Dalam waktu dekat, umat manusia telah mengembangkan teknologi canggih yang memungkinkan mereka melakukan perjalanan antar bintang. Misi perurkan dengan harapan menemukan planet yang layak huni. Namun, saat kru tiba setelah bertahun-tahun dalam cryosleep, mereka menemukan sinyal misterius dari peradaban asing, mengubah misi eksplorasi ini menjadi perjuangan bertahan hidup dan penemuan besar yang bisa mengubah nasib umat manusia
Karya ini diterbitkan atas izin NovelToon Rifky Ramadhan Official, isi konten hanyalah pandangan pribadi pembuatnya, tidak mewakili NovelToon sendiri
8
Bab 8: Menara Pengetahuan
Dataran luas di depan mereka membentang tanpa batas, dipenuhi dengan struktur geometris yang menjulang tinggi, seakan mengangkangi cakrawala.
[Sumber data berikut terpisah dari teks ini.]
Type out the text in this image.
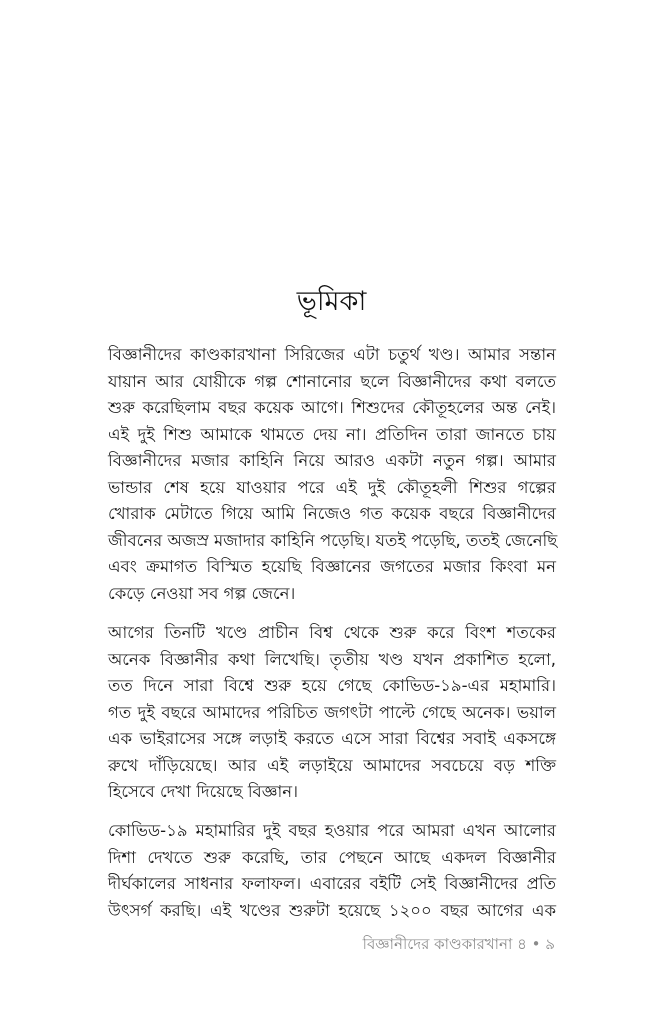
ভূমিকা
বিজ্ঞানীদের কাণ্ডকারখানা সিরিজের এটা চতুর্থ খণ্ড। আমার সন্তান
যায়ান আর যোয়ীকে গল্প শোনানোর ছলে বিজ্ঞানীদের কথা বলতে
শুরু করেছিলাম বছর কয়েক আগে। শিশুদের কৌতূহলের অন্ত নেই।
এই দুই শিশু আমাকে থামতে দেয় না। প্রতিদিন তারা জানতে চায়
বিজ্ঞানীদের মজার কাহিনি নিয়ে আরও একটা নতুন গল্প। আমার
ভান্ডার শেষ হয়ে যাওয়ার পরে এই দুই কৌতূহলী শিশুর গল্পের
খোরাক মেটাতে গিয়ে আমি নিজেও গত কয়েক বছরে বিজ্ঞানীদের
জীবনের অজস্র মজাদার কাহিনি পড়েছি। যতই পড়েছি, ততই জেনেছি
এবং ক্রমাগত বিস্মিত হয়েছি বিজ্ঞানের জগতের মজার কিংবা মন
কেড়ে নেওয়া সব গল্প জেনে।
আগের তিনটি খণ্ডে প্রাচীন বিশ্ব থেকে শুরু করে বিংশ শতকের
অনেক বিজ্ঞানীর কথা লিখেছি। তৃতীয় খণ্ড যখন প্রকাশিত হলো,
তত দিনে সারা বিশ্বে শুরু হয়ে গেছে কোভিড-১৯-এর মহামারি।
গত দুই বছরে আমাদের পরিচিত জগৎটা পাল্টে গেছে অনেক। ভয়াল
এক ভাইরাসের সঙ্গে লড়াই করতে এসে সারা বিশ্বের সবাই একসঙ্গে
রুখে দাঁড়িয়েছে। আর এই লড়াইয়ে আমাদের সবচেয়ে বড় শক্তি
হিসেবে দেখা দিয়েছে বিজ্ঞান।
কোভিড-১৯ মহামারির দুই বছর হওয়ার পরে আমরা এখন আলোর
দিশা দেখতে শুরু করেছি, তার পেছনে আছে একদল বিজ্ঞানীর
দীর্ঘকালের সাধনার ফলাফল। এবারের বইটি সেই বিজ্ঞানীদের প্রতি
উৎসর্গ করছি। এই খণ্ডের শুরুটা হয়েছে ১২০০ বছর আগের এক
বিজ্ঞানীদের কাণ্ডকারখানা ৪ • ৯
Di tengah semua itu, menara raksasa yang mereka lihat dari kejauhan tampak seperti penjaga abadi, memantau segalanya. Setiap langkah yang diambil oleh Elena dan kru terasa berat, seolah-olah atmosfer di tempat ini memiliki gravitasi yang berbeda.
“Aku belum pernah melihat apa pun seperti ini,” gumam Anya, suaranya bergetar antara kekaguman dan ketakutan.
Samuel memindai udara dengan alatnya. "Lingkungan di sini... aneh. Terasa seperti campuran antara energi biologis dan teknologi. Seolah-olah seluruh ekosistem diatur oleh sistem yang sangat maju."
"Kau pikir tempat ini hidup?" Mark bertanya sambil menyeka keringat dari dahinya.
Samuel mengangguk. "Bukan dalam arti biologis seperti yang kita pahami. Tapi mungkin lebih ke arah makhluk teknologi yang terintegrasi ke lingkungan sekitarnya."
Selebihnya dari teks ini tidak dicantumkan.